Donnelly and Calvin Wrecking Company Busy.
The gale of Thursday gave trouble to vessels that ventured into its fury, and wrecking companies will be kept busy for the next few days for the next few days. During the night the propellor Ocean, bound up, went ashore on Oak Point, Wolfe Island, eight miles below Kingston. The Donnelly Wrecking company soon heard of the accident, and immediately sent their steamer and lighter to the scene and began the work of releasing the steamer.
Two vessels of the Hall company, of Ogdensburg, are also in trouble. The steamer Proctor is ashore a few miles below Brockville, and the steamer Howard, coal-laden on Carleton Island, opposite Cape Vincent. The Calvin company sent the tug Frontenac and a lighter to the aid of the latter.
Craig's wharf: steamer Alexandria due up tonight.
Soward's wharf: schooner Fleetwing from Oswego with coal.
Richardsons' elevator: steamer Erin and consort cleared for Fort William.
Swift's wharf: steamer Hamilton due down; schooner Suffel from Charlotte with coal.

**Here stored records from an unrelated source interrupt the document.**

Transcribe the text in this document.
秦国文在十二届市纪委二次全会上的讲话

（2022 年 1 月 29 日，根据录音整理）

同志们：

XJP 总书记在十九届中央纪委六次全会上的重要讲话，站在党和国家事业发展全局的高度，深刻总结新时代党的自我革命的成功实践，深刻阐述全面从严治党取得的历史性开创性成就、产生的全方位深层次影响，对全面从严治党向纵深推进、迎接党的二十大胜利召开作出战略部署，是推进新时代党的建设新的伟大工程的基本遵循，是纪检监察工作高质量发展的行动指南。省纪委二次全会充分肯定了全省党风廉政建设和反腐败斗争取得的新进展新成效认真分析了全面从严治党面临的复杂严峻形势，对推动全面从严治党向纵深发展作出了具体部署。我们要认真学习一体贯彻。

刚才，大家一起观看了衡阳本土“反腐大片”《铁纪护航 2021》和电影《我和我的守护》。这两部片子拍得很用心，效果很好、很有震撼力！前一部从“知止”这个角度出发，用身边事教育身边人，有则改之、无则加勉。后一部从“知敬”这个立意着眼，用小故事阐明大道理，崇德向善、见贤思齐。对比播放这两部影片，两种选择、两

The steamer Porter, which lost her two consorts on Sunday, has reached Lockport safely.
M.T. company wharf: tug Thomson up with three light barges and cleared for Charlotte.

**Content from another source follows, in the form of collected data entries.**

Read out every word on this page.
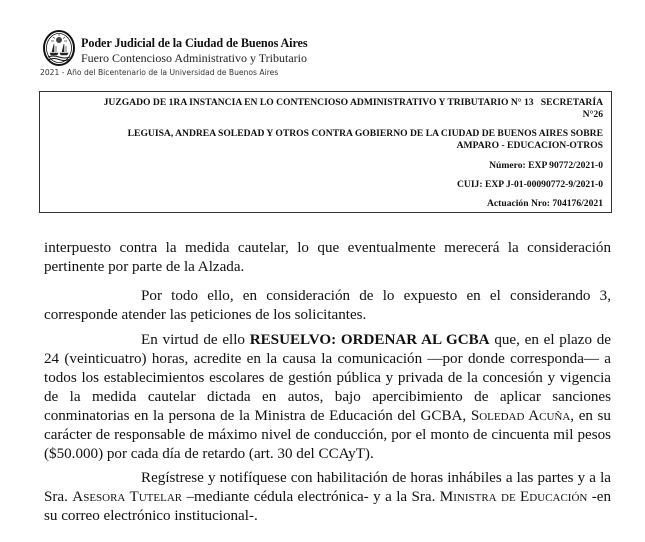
Poder Judicial de la Ciudad de Buenos Aires
Fuero Contencioso Administrativo y Tributario
2021 - Año del Bicentenario de la Universidad de Buenos Aires
JUZGADO DE 1RA INSTANCIA EN LO CONTENCIOSO ADMINISTRATIVO Y TRIBUTARIO N° 13   SECRETARÍA
N°26
LEGUISA, ANDREA SOLEDAD Y OTROS CONTRA GOBIERNO DE LA CIUDAD DE BUENOS AIRES SOBRE
AMPARO - EDUCACION-OTROS
Número: EXP 90772/2021-0
CUIJ: EXP J-01-00090772-9/2021-0
Actuación Nro: 704176/2021

interpuesto contra la medida cautelar, lo que eventualmente merecerá la consideración pertinente por parte de la Alzada.

Por todo ello, en consideración de lo expuesto en el considerando 3, corresponde atender las peticiones de los solicitantes.

En virtud de ello RESUELVO: ORDENAR AL GCBA que, en el plazo de 24 (veinticuatro) horas, acredite en la causa la comunicación —por donde corresponda— a todos los establecimientos escolares de gestión pública y privada de la concesión y vigencia de la medida cautelar dictada en autos, bajo apercibimiento de aplicar sanciones conminatorias en la persona de la Ministra de Educación del GCBA, Soledad Acuña, en su carácter de responsable de máximo nivel de conducción, por el monto de cincuenta mil pesos ($50.000) por cada día de retardo (art. 30 del CCAyT).

Regístrese y notifíquese con habilitación de horas inhábiles a las partes y a la Sra. Asesora Tutelar –mediante cédula electrónica- y a la Sra. Ministra de Educación -en su correo electrónico institucional-.
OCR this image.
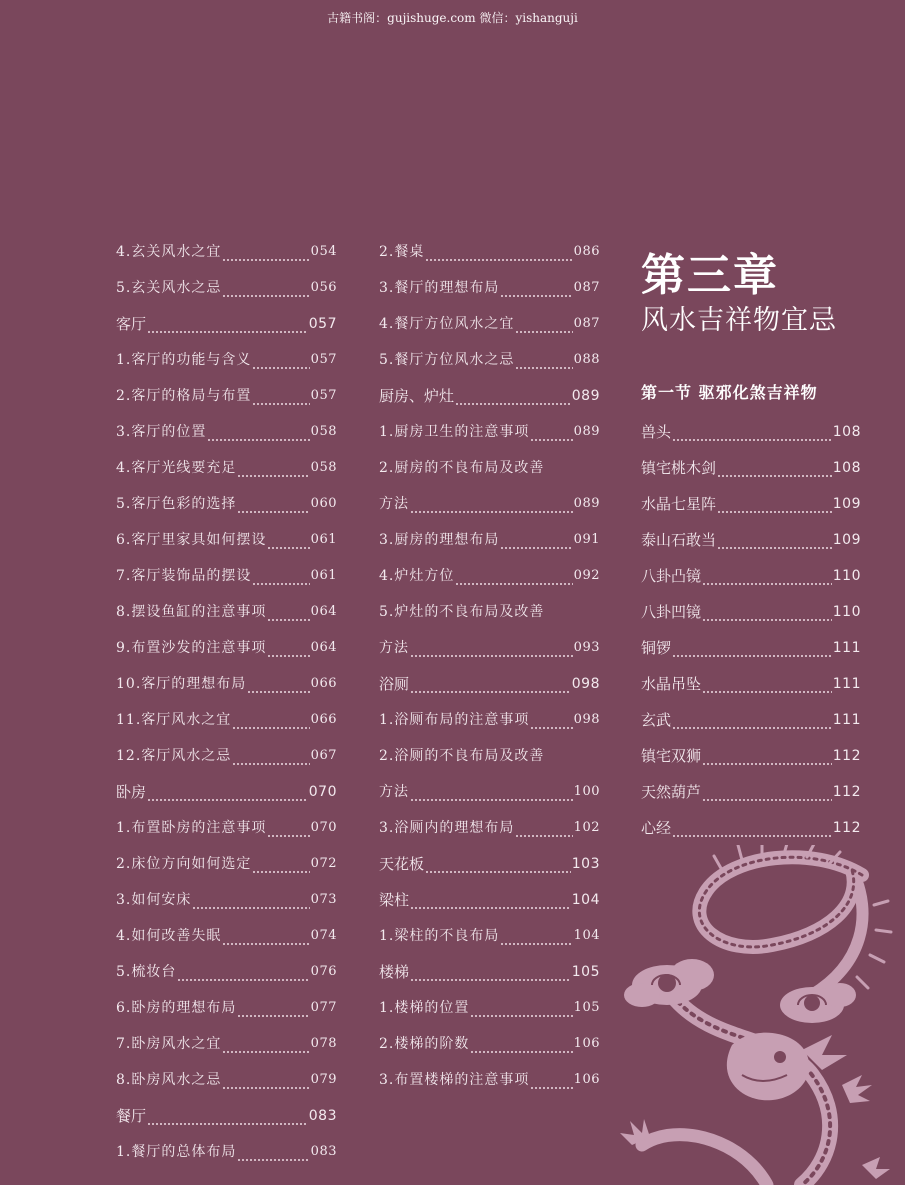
古籍书阁：gujishuge.com 微信：yishanguji
4.玄关风水之宜	054
5.玄关风水之忌	056
客厅	057
1.客厅的功能与含义	057
2.客厅的格局与布置	057
3.客厅的位置	058
4.客厅光线要充足	058
5.客厅色彩的选择	060
6.客厅里家具如何摆设	061
7.客厅装饰品的摆设	061
8.摆设鱼缸的注意事项	064
9.布置沙发的注意事项	064
10.客厅的理想布局	066
11.客厅风水之宜	066
12.客厅风水之忌	067
卧房	070
1.布置卧房的注意事项	070
2.床位方向如何选定	072
3.如何安床	073
4.如何改善失眠	074
5.梳妆台	076
6.卧房的理想布局	077
7.卧房风水之宜	078
8.卧房风水之忌	079
餐厅	083
1.餐厅的总体布局	083
2.餐桌	086
3.餐厅的理想布局	087
4.餐厅方位风水之宜	087
5.餐厅方位风水之忌	088
厨房、炉灶	089
1.厨房卫生的注意事项	089
2.厨房的不良布局及改善
方法	089
3.厨房的理想布局	091
4.炉灶方位	092
5.炉灶的不良布局及改善
方法	093
浴厕	098
1.浴厕布局的注意事项	098
2.浴厕的不良布局及改善
方法	100
3.浴厕内的理想布局	102
天花板	103
梁柱	104
1.梁柱的不良布局	104
楼梯	105
1.楼梯的位置	105
2.楼梯的阶数	106
3.布置楼梯的注意事项	106
第三章
风水吉祥物宜忌
第一节 驱邪化煞吉祥物
兽头	108
镇宅桃木剑	108
水晶七星阵	109
泰山石敢当	109
八卦凸镜	110
八卦凹镜	110
铜锣	111
水晶吊坠	111
玄武	111
镇宅双狮	112
天然葫芦	112
心经	112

The steamer Morley was chartered at Chicago to carry corn to Kingston at one and one quarter cents a bushel.
The schooner Luff, bound from Kingston to Toronto with stone, had to run back to Four Mile Point yesterday, to get shelter from the gale. She was still there today.
The schooners Suffel and Fleetwing, coal-laden, came across the lake yesterday in the gale, but suffered no harm. The Fleetwing's captain says he didn't ship one sea.

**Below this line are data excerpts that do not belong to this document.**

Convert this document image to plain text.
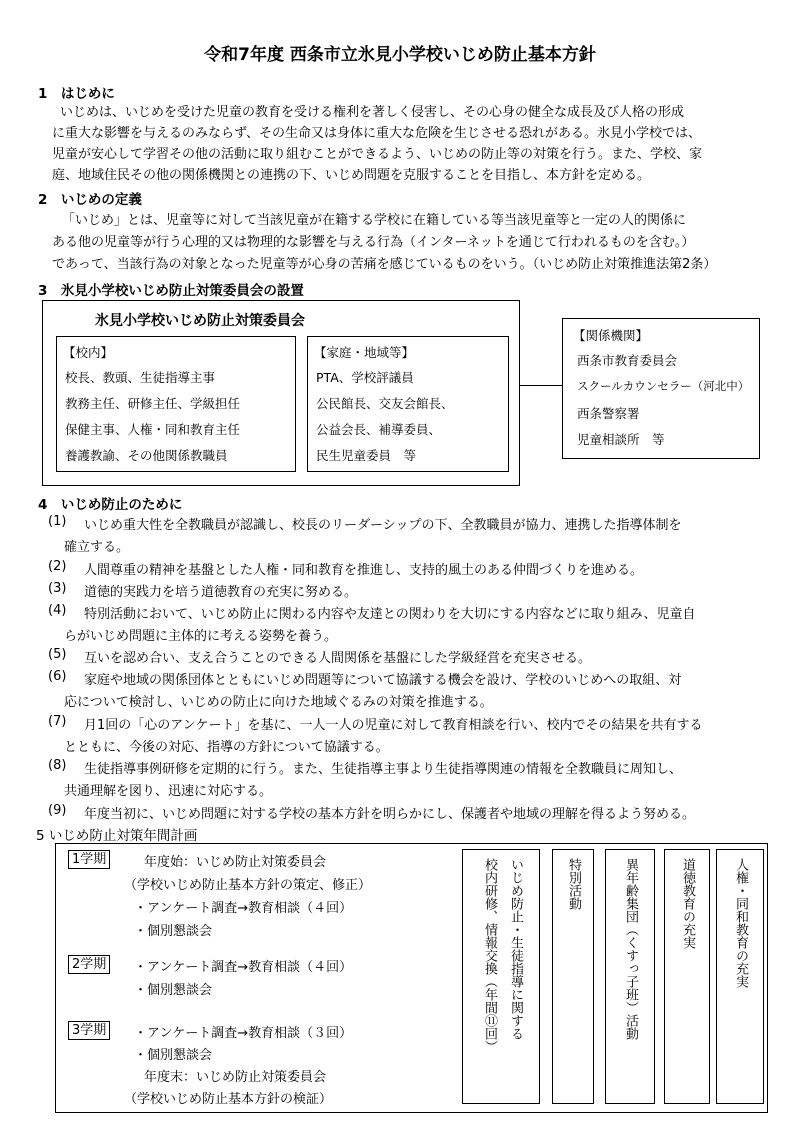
令和7年度 西条市立氷見小学校いじめ防止基本方針
1　はじめに
いじめは、いじめを受けた児童の教育を受ける権利を著しく侵害し、その心身の健全な成長及び人格の形成
に重大な影響を与えるのみならず、その生命又は身体に重大な危険を生じさせる恐れがある。氷見小学校では、
児童が安心して学習その他の活動に取り組むことができるよう、いじめの防止等の対策を行う。また、学校、家
庭、地域住民その他の関係機関との連携の下、いじめ問題を克服することを目指し、本方針を定める。
2　いじめの定義
「いじめ」とは、児童等に対して当該児童が在籍する学校に在籍している等当該児童等と一定の人的関係に
ある他の児童等が行う心理的又は物理的な影響を与える行為（インターネットを通じて行われるものを含む。）
であって、当該行為の対象となった児童等が心身の苦痛を感じているものをいう。（いじめ防止対策推進法第2条）
3　氷見小学校いじめ防止対策委員会の設置
氷見小学校いじめ防止対策委員会
【校内】
校長、教頭、生徒指導主事
教務主任、研修主任、学級担任
保健主事、人権・同和教育主任
養護教諭、その他関係教職員
【家庭・地域等】
PTA、学校評議員
公民館長、交友会館長、
公益会長、補導委員、
民生児童委員　等
【関係機関】
西条市教育委員会
スクールカウンセラー（河北中）
西条警察署
児童相談所　等
4　いじめ防止のために
(1) いじめ重大性を全教職員が認識し、校長のリーダーシップの下、全教職員が協力、連携した指導体制を
確立する。
(2) 人間尊重の精神を基盤とした人権・同和教育を推進し、支持的風土のある仲間づくりを進める。
(3) 道徳的実践力を培う道徳教育の充実に努める。
(4) 特別活動において、いじめ防止に関わる内容や友達との関わりを大切にする内容などに取り組み、児童自
らがいじめ問題に主体的に考える姿勢を養う。
(5) 互いを認め合い、支え合うことのできる人間関係を基盤にした学級経営を充実させる。
(6) 家庭や地域の関係団体とともにいじめ問題等について協議する機会を設け、学校のいじめへの取組、対
応について検討し、いじめの防止に向けた地域ぐるみの対策を推進する。
(7) 月1回の「心のアンケート」を基に、一人一人の児童に対して教育相談を行い、校内でその結果を共有する
とともに、今後の対応、指導の方針について協議する。
(8) 生徒指導事例研修を定期的に行う。また、生徒指導主事より生徒指導関連の情報を全教職員に周知し、
共通理解を図り、迅速に対応する。
(9) 年度当初に、いじめ問題に対する学校の基本方針を明らかにし、保護者や地域の理解を得るよう努める。
5 いじめ防止対策年間計画
1学期	年度始：いじめ防止対策委員会
（学校いじめ防止基本方針の策定、修正）
・アンケート調査→教育相談（４回）
・個別懇談会
2学期	・アンケート調査→教育相談（４回）
・個別懇談会
3学期	・アンケート調査→教育相談（３回）
・個別懇談会
年度末：いじめ防止対策委員会
（学校いじめ防止基本方針の検証）
いじめ防止・生徒指導に関する
校内研修、情報交換（年間⑪回）	特別活動	異年齢集団（くすっ子班）活動	道徳教育の充実	人権・同和教育の充実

The steambarge Avon in the drydock for repairs, has been released, and left today for Oswego, where she will load 500 tons of coal for Ogdensburg. While at the latter place she will receive a new boiler and have two steel arches placed in her hull.
The lighthouse on the Port Colborne breakwater, in course of construction for the last two months, is completed and a temporary red light ranging with the powerful light at the head of the old jetty, indicates to mariners the course they must follow entering the Welland canal. The structure is a tower built of concrete and iron sixty feet in height. The temporary light stands fifty-one feet above water level, which is the height at which the permanent light will be placed in a short time. The lighthouse will be equipped with a powerful fog horn, which will render the entrance to the canal absolutely safe and certain in foggy weather.
A Marine Monster - seen for past month in Rideau Canal near St. Louis dam. [sea serpent ?)
OFFICERS IN TROUBLE.
May Be Court-Martialed For Talking Too Much.
Detroit, Mich., 23rd - The new revenue cutter Tuscarora passed here on her from Milwaukee to Lake Erie, where she will go into the game of watching the troubles of the United States fishermen with the Canadian cutter Petrel. The new cutter had arrived at Milwaukee from the coast only about two weeks, when she was ordered to Lake Erie in consequence of the dispute as to whether our fishermen were encroaching on Canadian rights. It is said that these fishermen do not like the coming of the Tuscarora, as they will have to keep their optics on her as well as the Petrel.
A special from Milwaukee says there is trouble in store for the officers of the revenue cutter Tuscarora, and it is predicted that some of their number may be courtmartialed, as a result of the announcement deemed to be premature that the cutter was going to Cleveland and other Lake Erie ports to settle the trouble which has arisen between the United States and Canada over the fishing question. The officer who will be punished, it is said, may be the captain, as the department officials at Washington hold him responsible for a leak which resulted in the newspapers' knowledge of the purpose of the trip to the lower lakes.
p.6 Incidents of the Day - The steamer Ocean, ashore down the river, had not been released at three o'clock this afternoon.
The steamyacht Nokomis, with the Nichols party of Howe Island aboard was in port this afternoon, returning from a ten day's cruise up the Bay of Quinte. M. Lawless, mate of the steamer North King, was pilot.